Queen Elizabeth II worked until the very end

Queen Elizabeth II died at the age of 96. The second-longest-reigning monarch in history had slowed down her duties in recent months as mobility issues plagued her health. But the queen worked until the very end, fulfilling her constitutional duty in asking incoming Prime Minister Liz Truss to form a government in her name.

To put into perspective just how great, in terms of magnitude and glory, her reign really was, Truss — the 15th and final prime minister of the queen’s reign — was born in 1975. Her first, Winston Churchill, was born more than a century prior.

The career of Elizabeth Alexandra Mary began in theory in 1936, when the abdication of Edward VIII made her the direct heir to her father, George VI. Elizabeth was the less glamorous and gregarious of George’s two daughters. Twice — first by her uncle’s misguided passion for Wallis Simpson and then by Hitler’s war on Europe — she was forced into a role she had never asked for.

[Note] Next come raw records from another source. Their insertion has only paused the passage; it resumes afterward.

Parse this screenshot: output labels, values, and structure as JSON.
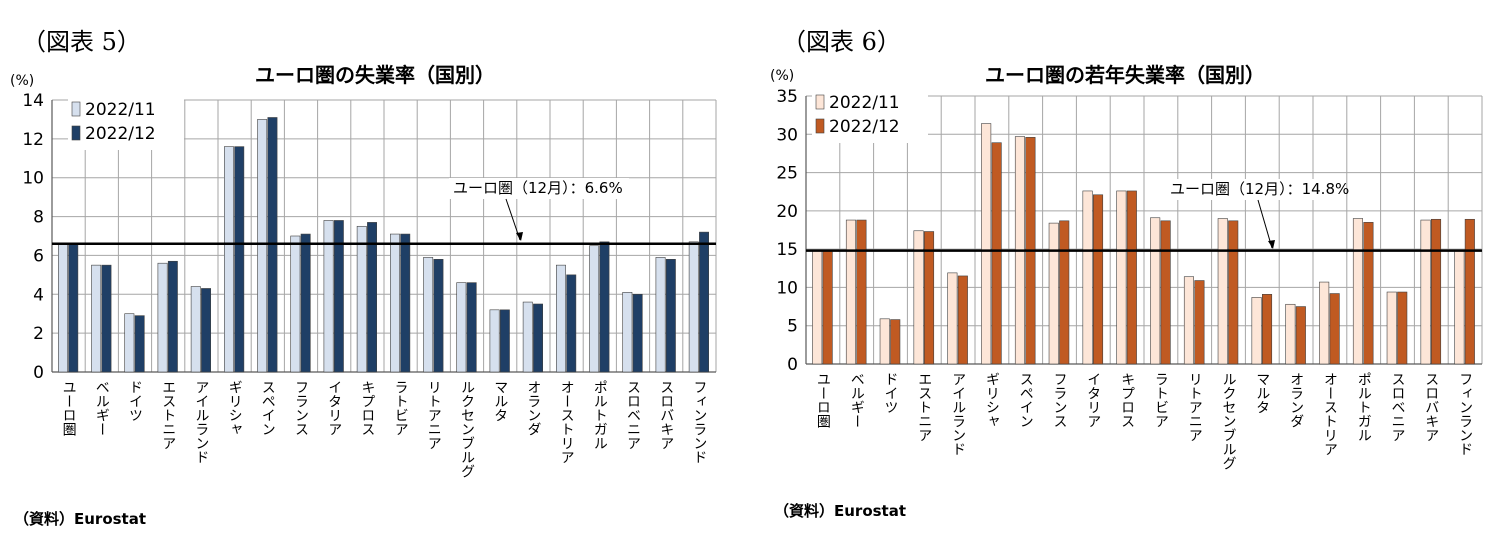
{
  "figures": [
    {
      "label": "（図表 5）",
      "source": "（資料）Eurostat"
    },
    {
      "label": "（図表 6）",
      "source": "（資料）Eurostat"
    }
  ],
  "colors": {
    "left_light": "#d6e0ee",
    "left_dark": "#1f3f66",
    "right_light": "#fde6d8",
    "right_dark": "#c05a22",
    "grid": "#a6a6a6",
    "reference_line": "#000000"
  },
  "chart_data": [
    {
      "type": "bar",
      "title": "ユーロ圏の失業率（国別）",
      "ylabel": "(%)",
      "ylim": [
        0,
        14
      ],
      "yticks": [
        0,
        2,
        4,
        6,
        8,
        10,
        12,
        14
      ],
      "grid": true,
      "legend_position": "top-left",
      "categories": [
        "ユーロ圏",
        "ベルギー",
        "ドイツ",
        "エストニア",
        "アイルランド",
        "ギリシャ",
        "スペイン",
        "フランス",
        "イタリア",
        "キプロス",
        "ラトビア",
        "リトアニア",
        "ルクセンブルグ",
        "マルタ",
        "オランダ",
        "オーストリア",
        "ポルトガル",
        "スロベニア",
        "スロバキア",
        "フィンランド"
      ],
      "series": [
        {
          "name": "2022/11",
          "values": [
            6.6,
            5.5,
            3.0,
            5.6,
            4.4,
            11.6,
            13.0,
            7.0,
            7.8,
            7.5,
            7.1,
            5.9,
            4.6,
            3.2,
            3.6,
            5.5,
            6.5,
            4.1,
            5.9,
            6.7
          ]
        },
        {
          "name": "2022/12",
          "values": [
            6.6,
            5.5,
            2.9,
            5.7,
            4.3,
            11.6,
            13.1,
            7.1,
            7.8,
            7.7,
            7.1,
            5.8,
            4.6,
            3.2,
            3.5,
            5.0,
            6.7,
            4.0,
            5.8,
            7.2
          ]
        }
      ],
      "reference_line": {
        "value": 6.6,
        "label": "ユーロ圏（12月）：6.6%"
      }
    },
    {
      "type": "bar",
      "title": "ユーロ圏の若年失業率（国別）",
      "ylabel": "(%)",
      "ylim": [
        0,
        35
      ],
      "yticks": [
        0,
        5,
        10,
        15,
        20,
        25,
        30,
        35
      ],
      "grid": true,
      "legend_position": "top-left",
      "categories": [
        "ユーロ圏",
        "ベルギー",
        "ドイツ",
        "エストニア",
        "アイルランド",
        "ギリシャ",
        "スペイン",
        "フランス",
        "イタリア",
        "キプロス",
        "ラトビア",
        "リトアニア",
        "ルクセンブルグ",
        "マルタ",
        "オランダ",
        "オーストリア",
        "ポルトガル",
        "スロベニア",
        "スロバキア",
        "フィンランド"
      ],
      "series": [
        {
          "name": "2022/11",
          "values": [
            14.8,
            18.8,
            5.9,
            17.4,
            11.9,
            31.4,
            29.7,
            18.4,
            22.6,
            22.6,
            19.1,
            11.4,
            19.0,
            8.7,
            7.8,
            10.7,
            19.0,
            9.4,
            18.8,
            14.8
          ]
        },
        {
          "name": "2022/12",
          "values": [
            14.8,
            18.8,
            5.8,
            17.3,
            11.5,
            28.9,
            29.6,
            18.7,
            22.1,
            22.6,
            18.7,
            10.9,
            18.7,
            9.1,
            7.5,
            9.2,
            18.5,
            9.4,
            18.9,
            18.9
          ]
        }
      ],
      "reference_line": {
        "value": 14.8,
        "label": "ユーロ圏（12月）：14.8%"
      }
    }
  ]
}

Thus, she began more than 80 years of service to her country, more than 70 of them as queen. During World War II, she remained in the United Kingdom even as it was bombed, first addressing the nation’s children with a radio address when she was 14, then as a wartime driver and mechanic as soon as she turned 18.

At age 25, Elizabeth, a young, beautiful wife and mother, became queen. This elevated her to the rank of the old, staid men who ran the world. Although millennials may picture the queen as grandmotherly and diminutive — a literal head shorter than U.S. Presidents Barack Obama and Donald Trump — she was more Hollywood than homely when pictured next to Harry Truman and John F. Kennedy.

Even as her hair grayed amid her self-proclaimed “annus horribilis” of 1992, she harnessed the power of optics better than anyone.

The last living head of state to have served in World War II rode her horses, drove her Range Rover, and summered in Balmoral, her beloved Scottish estate and the site of her death, until the near end.

During the coronavirus pandemic, the queen proved perhaps Britain’s only leader to live by the rules made by the government. When she lost her consort of more than 70 years, Prince Philip, the queen mourned in solitude, tears streaming behind a black mask, during her husband’s scaled-back funeral in St. George’s Chapel.

The queen could have resigned at any time, but true to her declaration at 21 that she would fulfill her duty for life, she saw the role through. She did not gamble the future of the monarchy on Prince, now King, Charles, who spent his energies attempting to restore the popularity of his own consort, Camilla. She remained steady even as her grandson Harry seemed keen to burn the whole royal family down.

Two days before her death, she met with Truss, standing, cane in hand, for photos, proving she would work until the very end.

The second Elizabethan era has ended. Should the monarchy survive, it will only be because of the girl who rose to the occasion amid enemy fire, figurative and literal, to work until her dying breath.